When Herbert heard about the Magnation Water treatment system, he was extremely doubtful that it would solve a problem that had existed for so long. “We first tried the treatment on our house well, and we tested it by planting some strawberries and peppers, which are typically very sensitive plants.” For the first time ever, the Boron had no effect on the plants, which grew healthy and strong. It was after that experiment that Herbert decided to drill a well for his farm; hoping that the water treatment would eliminate the long-standing Boron issues. “Now we’re growing a lot of peppers — one of the most sensitive plants — and we have absolutely no problem with the water since using this treatment,” said Herbert. When he shares this experience with other growers, they have a hard time believing it. “It’s like a miracle, as far as I’m concerned,” said Herbert.

Facilitating seed germination

As the use of Magnation for organic farming flourishes, the more farmers are experimenting with new and different ways that the treatment can benefit their crops. The company has numerous examples of growers who are using the Magnation method to expedite seed germination in addition to treating their water.

Wayne Gularte has first-hand experience with using Magnation to help with seed germination. He and his family have been farming in the Salinas Valley for 25 years. With a keen interest in science (he studied quantum mechanics and other science-related subjects in college), his interest was piqued when he first heard about the Magnation water treatment and he decided to test it out on his organic farm.

“At the time, I was looking for something to help me get better seed germination, and the results we got after using Magnation were really impressive,” Gularte said. “Not only was the seed germination faster, but the plants were healthier and we were able to get the crops to harvest more quickly. After using Magnation for a couple of years with such a good outcome, I was convinced enough to have units installed on all of my irrigation pumps.”

Making the most of your water

Since Magnation is a low-cost, easily-deployed option for farmers, more and more organic growers are choosing to make the small investment that is required for them to reap the benefits of this simple, but powerful solution, according to the release.

As Paul Frey emphasizes, water research is still in its infancy. However, he is willing to agree that there is something to the Magnation approach: “For organic farmers… there’s certainly potential. Magnetic fields are natural. We live in magnetic fields… when you pump water, in general, it’s already moving through a magnetic field, albeit a weak one. Water cascading down mountains and rain falling is already being affected by the earth’s magnetic field. Water has moved naturally through magnetic fields for billions of years.”

The way Mike Thorp sees it, “Especially in these times of drought, it’s important to try something new. Desperate times call for different measures. I tell people, ‘I’d like to know how it works, but that’s really less important than the fact that it does work … and it does work.”

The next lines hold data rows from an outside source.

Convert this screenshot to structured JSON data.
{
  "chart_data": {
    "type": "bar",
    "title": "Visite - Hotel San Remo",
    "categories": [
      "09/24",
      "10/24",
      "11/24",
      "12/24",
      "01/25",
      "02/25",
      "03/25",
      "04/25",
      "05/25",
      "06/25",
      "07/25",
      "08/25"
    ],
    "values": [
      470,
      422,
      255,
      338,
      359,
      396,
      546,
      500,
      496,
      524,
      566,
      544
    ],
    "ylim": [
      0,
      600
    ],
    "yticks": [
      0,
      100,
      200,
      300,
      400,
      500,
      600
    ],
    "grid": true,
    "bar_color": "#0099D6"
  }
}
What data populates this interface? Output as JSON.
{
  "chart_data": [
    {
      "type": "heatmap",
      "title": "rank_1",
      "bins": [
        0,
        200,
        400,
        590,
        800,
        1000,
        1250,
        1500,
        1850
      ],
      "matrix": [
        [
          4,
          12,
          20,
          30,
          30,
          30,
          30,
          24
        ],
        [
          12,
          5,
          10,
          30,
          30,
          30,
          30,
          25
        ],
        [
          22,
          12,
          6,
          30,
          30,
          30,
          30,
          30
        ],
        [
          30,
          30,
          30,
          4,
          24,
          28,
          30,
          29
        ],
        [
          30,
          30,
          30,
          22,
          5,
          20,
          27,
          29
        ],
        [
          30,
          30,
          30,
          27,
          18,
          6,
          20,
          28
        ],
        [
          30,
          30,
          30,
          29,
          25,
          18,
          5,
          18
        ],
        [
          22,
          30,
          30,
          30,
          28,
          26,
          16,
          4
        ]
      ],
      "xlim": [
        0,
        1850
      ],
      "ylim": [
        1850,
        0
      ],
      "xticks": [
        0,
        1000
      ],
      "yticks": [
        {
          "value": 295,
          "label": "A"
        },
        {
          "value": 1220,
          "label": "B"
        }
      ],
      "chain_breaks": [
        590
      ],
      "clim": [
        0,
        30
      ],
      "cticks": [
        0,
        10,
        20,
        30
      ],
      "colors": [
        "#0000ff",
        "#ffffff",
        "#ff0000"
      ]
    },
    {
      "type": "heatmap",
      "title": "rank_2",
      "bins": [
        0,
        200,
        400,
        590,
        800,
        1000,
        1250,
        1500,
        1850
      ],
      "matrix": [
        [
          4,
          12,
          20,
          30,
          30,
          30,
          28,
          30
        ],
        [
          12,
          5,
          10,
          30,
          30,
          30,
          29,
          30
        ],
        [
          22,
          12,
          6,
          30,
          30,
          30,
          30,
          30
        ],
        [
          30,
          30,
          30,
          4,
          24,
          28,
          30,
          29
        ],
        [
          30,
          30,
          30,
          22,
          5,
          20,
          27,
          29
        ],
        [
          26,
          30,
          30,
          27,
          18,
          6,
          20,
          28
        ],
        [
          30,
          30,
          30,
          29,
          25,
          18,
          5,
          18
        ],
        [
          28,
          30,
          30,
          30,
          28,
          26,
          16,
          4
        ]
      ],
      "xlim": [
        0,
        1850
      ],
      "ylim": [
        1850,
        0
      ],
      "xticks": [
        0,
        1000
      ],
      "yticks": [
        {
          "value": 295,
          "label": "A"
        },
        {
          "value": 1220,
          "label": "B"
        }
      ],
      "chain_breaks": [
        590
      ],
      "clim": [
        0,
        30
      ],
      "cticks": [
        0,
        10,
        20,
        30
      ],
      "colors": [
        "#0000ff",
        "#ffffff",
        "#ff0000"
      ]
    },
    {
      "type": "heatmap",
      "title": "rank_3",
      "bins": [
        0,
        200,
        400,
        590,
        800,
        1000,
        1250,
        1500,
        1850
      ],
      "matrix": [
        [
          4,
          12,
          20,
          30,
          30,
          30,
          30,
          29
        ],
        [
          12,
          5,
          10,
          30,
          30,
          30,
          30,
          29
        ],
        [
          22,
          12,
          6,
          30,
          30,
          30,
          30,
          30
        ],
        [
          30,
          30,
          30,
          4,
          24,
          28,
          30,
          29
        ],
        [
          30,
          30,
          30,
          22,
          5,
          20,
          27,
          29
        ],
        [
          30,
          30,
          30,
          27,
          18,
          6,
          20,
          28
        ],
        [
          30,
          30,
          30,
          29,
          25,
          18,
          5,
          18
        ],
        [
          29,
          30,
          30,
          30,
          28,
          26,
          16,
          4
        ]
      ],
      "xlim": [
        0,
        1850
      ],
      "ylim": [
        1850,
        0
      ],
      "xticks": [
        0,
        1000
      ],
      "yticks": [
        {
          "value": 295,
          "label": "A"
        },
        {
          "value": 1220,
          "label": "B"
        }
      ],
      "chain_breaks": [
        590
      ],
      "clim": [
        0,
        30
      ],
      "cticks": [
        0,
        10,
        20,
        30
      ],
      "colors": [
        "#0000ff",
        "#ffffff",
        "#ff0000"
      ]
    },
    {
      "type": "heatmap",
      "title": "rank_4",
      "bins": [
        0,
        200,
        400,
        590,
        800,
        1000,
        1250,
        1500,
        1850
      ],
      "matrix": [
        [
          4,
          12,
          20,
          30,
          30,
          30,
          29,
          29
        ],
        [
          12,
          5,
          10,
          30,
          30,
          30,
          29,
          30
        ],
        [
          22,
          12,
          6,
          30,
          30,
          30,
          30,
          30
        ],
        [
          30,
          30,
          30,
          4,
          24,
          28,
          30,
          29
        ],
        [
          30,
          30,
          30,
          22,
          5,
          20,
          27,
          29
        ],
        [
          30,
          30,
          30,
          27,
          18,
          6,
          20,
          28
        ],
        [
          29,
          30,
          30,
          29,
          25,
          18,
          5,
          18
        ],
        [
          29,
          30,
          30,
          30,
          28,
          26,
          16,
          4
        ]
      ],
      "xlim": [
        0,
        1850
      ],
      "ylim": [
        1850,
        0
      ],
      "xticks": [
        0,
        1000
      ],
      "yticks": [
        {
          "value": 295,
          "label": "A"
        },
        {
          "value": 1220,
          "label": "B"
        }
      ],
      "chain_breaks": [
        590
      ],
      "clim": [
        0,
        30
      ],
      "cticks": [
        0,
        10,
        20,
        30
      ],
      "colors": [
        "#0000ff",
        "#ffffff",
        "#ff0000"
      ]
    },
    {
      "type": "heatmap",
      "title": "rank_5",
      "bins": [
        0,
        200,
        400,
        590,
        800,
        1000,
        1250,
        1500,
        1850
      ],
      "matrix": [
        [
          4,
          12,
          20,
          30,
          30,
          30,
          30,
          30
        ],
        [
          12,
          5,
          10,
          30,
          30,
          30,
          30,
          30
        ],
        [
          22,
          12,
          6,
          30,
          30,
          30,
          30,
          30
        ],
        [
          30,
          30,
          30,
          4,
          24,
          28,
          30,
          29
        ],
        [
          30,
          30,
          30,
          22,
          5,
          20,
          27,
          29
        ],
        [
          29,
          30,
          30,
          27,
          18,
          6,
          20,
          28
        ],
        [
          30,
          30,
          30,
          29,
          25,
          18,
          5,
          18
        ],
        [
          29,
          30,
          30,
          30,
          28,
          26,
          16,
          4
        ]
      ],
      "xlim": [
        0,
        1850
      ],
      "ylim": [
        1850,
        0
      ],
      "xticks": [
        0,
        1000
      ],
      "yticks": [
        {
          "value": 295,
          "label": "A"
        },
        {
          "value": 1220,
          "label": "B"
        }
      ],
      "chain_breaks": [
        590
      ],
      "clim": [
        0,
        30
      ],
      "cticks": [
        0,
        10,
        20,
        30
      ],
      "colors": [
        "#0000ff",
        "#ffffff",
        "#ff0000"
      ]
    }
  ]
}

In the same way that organic farming takes a proactive approach as opposed to treating problems after they emerge, Magnation believes that its “pure” way of treating irrigation water to make it as naturally efficient as rain, is the key to minimizing issues with water, soil and crops. As evidenced by the organic farmers cited here, this approach is not only working on individual farms, but also supporting the growth of sustainable, organic agriculture for the future.